Nach dem allmorgendlichen Stau am Kölner Ring waren sie endlich auf der A1 Richtung Norden. Marie Steyn hatte Buhle während der Fahrt Einzelheiten aus dem Leben ihres Mannes erzählt; seit einigen Minuten aber schwieg sie.
Buhle entschied sich für eine Rast. Kaffee und Croissants schmeckten in der Raststätte erstaunlich frisch und aromatisch. Er hatte gespürt, wie schwer es Marie Steyn fiel, über ihren Mann zu sprechen. Es berührte ihn, wie sehr sie trotz aller Energie und Beherrschtheit innerlich getroffen war. So unterschiedlich auch die Reaktionen waren, die Partner oder Angehörige von Tätern nach der Konfrontation mit den Verbrechen zeigten, immer ging irgendetwas in den Menschen kaputt. Bei Marie Steyn war das nicht anders.
Er betrachtete die hübsche Frau mit der schmalen Nase, dem fein geschwungenen Mund und den beiden auch im entspannten Zustand leicht angedeuteten Grübchen. Zum ersten Mal bemerkte er die ungleichen Ohrringe. Links trug sie einen silbernen Stecker mit einem Delphin, rechts pendelte ein mit Silberdraht und türkisen Perlen geflochtener Ohrhänger. Er fragte sich, warum ihm solche Details, die Frauen wirklich interessant machten, normalerweise nicht auffielen. Doch eigentlich kannte er die Antwort nur zu gut. Warum war es aber bei Marie Steyn anders?
»Das ist schon eine komische Atmosphäre hier in diesen Autobahnraststätten«, sagte sie mehr zu sich selbst. »Alles ist einfach und funktional, aber sündhaft teuer.
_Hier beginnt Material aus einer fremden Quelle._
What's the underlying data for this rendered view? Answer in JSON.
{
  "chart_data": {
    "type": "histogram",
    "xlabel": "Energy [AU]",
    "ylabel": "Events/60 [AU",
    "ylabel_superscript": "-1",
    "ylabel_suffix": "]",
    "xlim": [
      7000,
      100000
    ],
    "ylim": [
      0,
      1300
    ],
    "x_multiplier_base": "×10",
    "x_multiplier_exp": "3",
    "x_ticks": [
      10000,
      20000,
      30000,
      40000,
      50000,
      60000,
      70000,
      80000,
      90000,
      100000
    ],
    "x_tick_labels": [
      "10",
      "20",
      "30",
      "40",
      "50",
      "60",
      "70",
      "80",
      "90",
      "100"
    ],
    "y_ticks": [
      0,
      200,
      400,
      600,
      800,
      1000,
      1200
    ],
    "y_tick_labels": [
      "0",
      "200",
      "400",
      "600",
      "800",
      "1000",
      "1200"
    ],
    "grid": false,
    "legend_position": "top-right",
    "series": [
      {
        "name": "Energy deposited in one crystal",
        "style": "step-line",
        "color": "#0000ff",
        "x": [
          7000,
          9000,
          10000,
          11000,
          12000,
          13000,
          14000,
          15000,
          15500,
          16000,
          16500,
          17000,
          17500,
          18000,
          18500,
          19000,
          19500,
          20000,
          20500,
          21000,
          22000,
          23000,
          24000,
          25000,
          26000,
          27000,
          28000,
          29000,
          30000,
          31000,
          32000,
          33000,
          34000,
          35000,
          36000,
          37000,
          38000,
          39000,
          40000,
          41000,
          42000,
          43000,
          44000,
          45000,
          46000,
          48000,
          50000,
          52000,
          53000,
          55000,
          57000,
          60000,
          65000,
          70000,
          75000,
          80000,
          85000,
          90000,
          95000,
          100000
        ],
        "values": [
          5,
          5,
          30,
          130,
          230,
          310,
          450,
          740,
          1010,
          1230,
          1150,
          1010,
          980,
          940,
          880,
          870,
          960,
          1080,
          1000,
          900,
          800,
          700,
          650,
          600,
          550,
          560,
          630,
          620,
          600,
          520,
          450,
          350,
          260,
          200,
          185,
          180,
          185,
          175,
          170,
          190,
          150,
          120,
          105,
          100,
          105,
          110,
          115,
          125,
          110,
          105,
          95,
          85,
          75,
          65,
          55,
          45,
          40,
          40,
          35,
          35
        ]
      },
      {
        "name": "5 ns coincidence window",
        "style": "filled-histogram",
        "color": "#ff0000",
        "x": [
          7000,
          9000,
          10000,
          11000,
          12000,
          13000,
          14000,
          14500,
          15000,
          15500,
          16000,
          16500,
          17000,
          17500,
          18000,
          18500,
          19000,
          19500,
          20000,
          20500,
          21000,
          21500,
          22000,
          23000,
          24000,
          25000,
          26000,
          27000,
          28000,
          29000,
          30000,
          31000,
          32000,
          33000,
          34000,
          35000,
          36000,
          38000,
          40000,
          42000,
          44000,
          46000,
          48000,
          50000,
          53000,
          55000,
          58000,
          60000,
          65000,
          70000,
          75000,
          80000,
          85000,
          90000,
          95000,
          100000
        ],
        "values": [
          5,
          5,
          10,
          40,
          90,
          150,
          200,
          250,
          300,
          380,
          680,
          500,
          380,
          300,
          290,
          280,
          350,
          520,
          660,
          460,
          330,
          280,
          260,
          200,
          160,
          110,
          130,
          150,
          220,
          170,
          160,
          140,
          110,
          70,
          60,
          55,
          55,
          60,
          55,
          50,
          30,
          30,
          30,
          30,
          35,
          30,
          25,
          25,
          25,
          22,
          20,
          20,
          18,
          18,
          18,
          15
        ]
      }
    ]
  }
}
Trotzdem sitzen die Leute hier. Und haben sie an einem anderen Ort schon mal diese einträchtige Verbundenheit von gestressten Geschäftsleuten in Anzug und Hemd mit dem unrasierten und übermüdeten Fernfahrer im verschwitzten T-Shirt erlebt? Alle sind sie rastlose Vagabunden der Straße, die hier einen Moment innehalten dürfen, ihr einsames Streunen zwischen beliebigen Ausgangspunkten und Zielorten unterbrechen. Ich glaube, die Raststätten sind für diese Menschen überlebenswichtig, nicht nur um die Fahrzeiten nicht zu überschreiten. Vielleicht sind sie so eine Art … diffuse Heimat, ein existenzieller Rückzugsort?«
Beim letzten Satz hatte sie ihn angeschaut, nachdem sich ihr Blick zuvor im weiten Rund hellbrauner Tische und Stühle verloren zu haben schien. Aber tatsächlich hatte sie diesmal beobachtet und ihre, und eigentlich war es ja auch seine, Umwelt in einer Art wahrgenommen, die ihn beeindruckte: eigentlich belanglos, aber gepaart mit einer kleinen Lebenserkenntnis.